第3話

 私は、より詳細な実験を行うことにした。

 まず、変身前の状態で、左手の人差し指に油性マジックで小さな印をつけた。

 次に、変身した。

 左手を確認した。印はなかった。

 変身を解除した。

 左手を確認した。印は残っていた。

 これは予想通りだった。変身後の体と変身前の体は、別物なのだ。


 次の実験。

 変身後の状態で、左手の人差し指に油性マジックで印をつけた。

 変身を解除した。

 左手を確認した。印はなかった。これも予想通り。

 再び変身した。

 左手を確認した。

 印は——なかった。

 私は混乱した。

 変身後の体が「固定」されているなら、前回の変身時につけた印は残っているはずだ。しかし、印は消えていた。
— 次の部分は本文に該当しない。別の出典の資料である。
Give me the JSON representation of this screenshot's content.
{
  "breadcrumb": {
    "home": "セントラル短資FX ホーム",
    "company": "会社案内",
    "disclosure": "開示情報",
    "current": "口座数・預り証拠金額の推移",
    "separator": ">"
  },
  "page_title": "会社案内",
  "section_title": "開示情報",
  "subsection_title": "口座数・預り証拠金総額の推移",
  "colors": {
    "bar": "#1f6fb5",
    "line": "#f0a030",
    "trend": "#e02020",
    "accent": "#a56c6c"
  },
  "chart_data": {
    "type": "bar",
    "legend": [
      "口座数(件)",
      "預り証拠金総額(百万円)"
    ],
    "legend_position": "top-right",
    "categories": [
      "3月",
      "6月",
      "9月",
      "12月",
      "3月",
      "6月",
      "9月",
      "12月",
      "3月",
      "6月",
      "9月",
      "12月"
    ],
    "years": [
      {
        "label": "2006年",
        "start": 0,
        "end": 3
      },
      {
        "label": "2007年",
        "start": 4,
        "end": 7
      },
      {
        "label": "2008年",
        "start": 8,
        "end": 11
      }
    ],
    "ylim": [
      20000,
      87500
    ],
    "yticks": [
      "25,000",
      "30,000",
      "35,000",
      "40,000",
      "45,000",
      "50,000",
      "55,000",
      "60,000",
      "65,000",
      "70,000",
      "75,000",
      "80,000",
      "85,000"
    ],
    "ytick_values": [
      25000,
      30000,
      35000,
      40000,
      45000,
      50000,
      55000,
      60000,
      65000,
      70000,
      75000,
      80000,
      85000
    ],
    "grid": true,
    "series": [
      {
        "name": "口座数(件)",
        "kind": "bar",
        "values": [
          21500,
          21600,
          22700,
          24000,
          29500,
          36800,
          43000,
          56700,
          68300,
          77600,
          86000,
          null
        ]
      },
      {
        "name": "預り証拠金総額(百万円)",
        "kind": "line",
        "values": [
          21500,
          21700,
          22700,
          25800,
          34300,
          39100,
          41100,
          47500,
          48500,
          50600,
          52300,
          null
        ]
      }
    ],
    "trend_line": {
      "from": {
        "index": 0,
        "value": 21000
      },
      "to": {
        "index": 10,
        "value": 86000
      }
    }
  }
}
 つまり、変身後の体は「固定」されているのではない。

 毎回、「新しく作られている」のだ。


 私はミルクに、もう一度質問した。

「変身後の体って、毎回新しく作られるの?」

 ミルクは答えた。

『そうだよ。変身するたびに、最適な状態の体が生成される。だから常に最高のパフォーマンスを発揮できるんだ』

「じゃあ、変身中の体はどうなるの? 変身を解除したとき」

『消えるよ』

「消える?」

『必要なくなったからね。元の体に意識が戻るとき、変身後の体は分解される』

 ミルクは淡々と説明した。

 私は、自分が何か重要なことを見落としているような気がした。


 その夜、私は眠れなかった。

 布団の中で、天井を見つめながら考えた。

 変身するたびに、新しい体が作られる。変身を解除するたびに、その体は消える。

 では、変身中の「私」は、誰なのだろう?

 変身後の体で動いて、考えて、戦って、痛みを感じている「私」は——変身を解除したとき、どこへ行くのだろう?

 「元の体に意識が戻る」とミルクは言った。

 でも、本当にそうなのだろうか?


 私は、ある仮説を立てた。

 仮説:変身後の「私」と、変身前の「私」は、別の存在である。

 変身時、私の意識は新しく作られた体にコピーされる。変身後の「私」は、コピーされた意識で動く。そして変身解除時、変身後の「私」は——体ごと消滅する。

 元の体に「戻る」のではない。元の体にいる「私」が、そのまま継続しているだけだ。変身後の「私」の記憶が、何らかの方法で元の「私」に転送されるのかもしれない。だから、私は変身中の出来事を覚えている。

 しかし、変身後の「私」自身は、毎回、死んでいる。